LOCKPORT
Revaluation looks unlikely before 2011
LOCKPORT — The city’s long-postponed property reassessment probably won’t happen until 2011, Mayor Michael W. Tucker and acting Assessor Joseph Macaluso agreed last week.
Before it happens, the city needs to hire a private company to carry out field work on every property, Macaluso said.
He said he has quotes from two companies, which he wouldn’t identify, which placed the cost in the range of $200,000 to $250,000.
He has been working two days a week since April, and his primary role has been to check out parcels which have received building permits for improvements and revise their assessments.
But as far as a general revaluation, Macaluso doesn’t have the time.
“The assessments are out of line. They haven’t changed since 2005, and some since the early 2000s,” he said.
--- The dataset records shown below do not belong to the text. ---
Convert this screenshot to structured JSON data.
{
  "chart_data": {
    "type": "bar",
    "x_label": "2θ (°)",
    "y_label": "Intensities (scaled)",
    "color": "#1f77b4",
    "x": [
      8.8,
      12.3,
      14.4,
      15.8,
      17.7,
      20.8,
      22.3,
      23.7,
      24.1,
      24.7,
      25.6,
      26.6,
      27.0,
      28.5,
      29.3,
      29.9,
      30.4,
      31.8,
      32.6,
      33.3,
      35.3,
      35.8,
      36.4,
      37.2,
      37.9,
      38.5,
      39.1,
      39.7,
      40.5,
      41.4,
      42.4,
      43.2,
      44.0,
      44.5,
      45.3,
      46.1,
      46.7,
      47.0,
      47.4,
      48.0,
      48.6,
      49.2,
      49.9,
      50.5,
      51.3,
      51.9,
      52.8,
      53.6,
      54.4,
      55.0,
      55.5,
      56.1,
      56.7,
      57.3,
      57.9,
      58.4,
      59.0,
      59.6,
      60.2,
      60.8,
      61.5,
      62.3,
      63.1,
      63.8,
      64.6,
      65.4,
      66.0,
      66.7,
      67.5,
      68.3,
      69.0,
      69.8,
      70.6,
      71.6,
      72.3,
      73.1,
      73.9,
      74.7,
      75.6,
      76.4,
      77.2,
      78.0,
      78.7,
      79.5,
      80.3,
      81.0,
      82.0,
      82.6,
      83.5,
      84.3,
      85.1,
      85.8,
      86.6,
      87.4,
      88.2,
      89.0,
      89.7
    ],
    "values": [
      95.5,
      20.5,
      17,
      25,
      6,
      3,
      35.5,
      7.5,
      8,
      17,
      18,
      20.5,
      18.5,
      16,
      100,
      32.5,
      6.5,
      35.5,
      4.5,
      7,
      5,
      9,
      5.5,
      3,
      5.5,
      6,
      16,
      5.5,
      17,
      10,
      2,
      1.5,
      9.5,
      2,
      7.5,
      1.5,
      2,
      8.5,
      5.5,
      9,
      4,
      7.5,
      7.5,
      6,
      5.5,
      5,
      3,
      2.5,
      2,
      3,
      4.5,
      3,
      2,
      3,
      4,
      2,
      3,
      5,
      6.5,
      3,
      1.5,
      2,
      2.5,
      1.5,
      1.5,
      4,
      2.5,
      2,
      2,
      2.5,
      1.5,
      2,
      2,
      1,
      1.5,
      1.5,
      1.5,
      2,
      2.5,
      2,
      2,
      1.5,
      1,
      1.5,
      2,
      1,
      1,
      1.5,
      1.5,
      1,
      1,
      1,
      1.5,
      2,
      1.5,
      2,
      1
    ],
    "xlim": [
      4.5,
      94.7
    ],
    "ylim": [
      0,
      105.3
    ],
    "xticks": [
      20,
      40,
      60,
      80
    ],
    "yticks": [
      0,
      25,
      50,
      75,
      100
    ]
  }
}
Tucker said he agrees that outside help is needed, but he isn’t sure whether the city should hire a firm this year or wait until 2010.
“When we do [the revaluation], it’s got to be accurate. We want it fair to all the taxpayers,” the mayor said.
Macaluso, the retired Genesee County director of real property services, was hired in April on a six-month agreement after Assessor Peter J. Galarneau resigned to take the real property services job in Otsego County.
He said he’s willing to keep working two days a week — his current deal runs out Oct. 28 — but he can’t take the full-time assessor role because the salary would exceed the earnings limit he must comply with to keep his state pension coming.
There have been occasional mentions in the past of sharing assessment services with the Town of Lockport, but nothing serious has happened.
Macaluso said he’d like to go beyond that, consolidating the city and town into a single assessment district. But at the moment, it would be illegal.
That’s because while the town is at full value, the outdated assessments in the city have caused its equalization rate to fall to 90 percent.
“First of all, we’d have to get on the same level [to consolidate],” Macaluso said.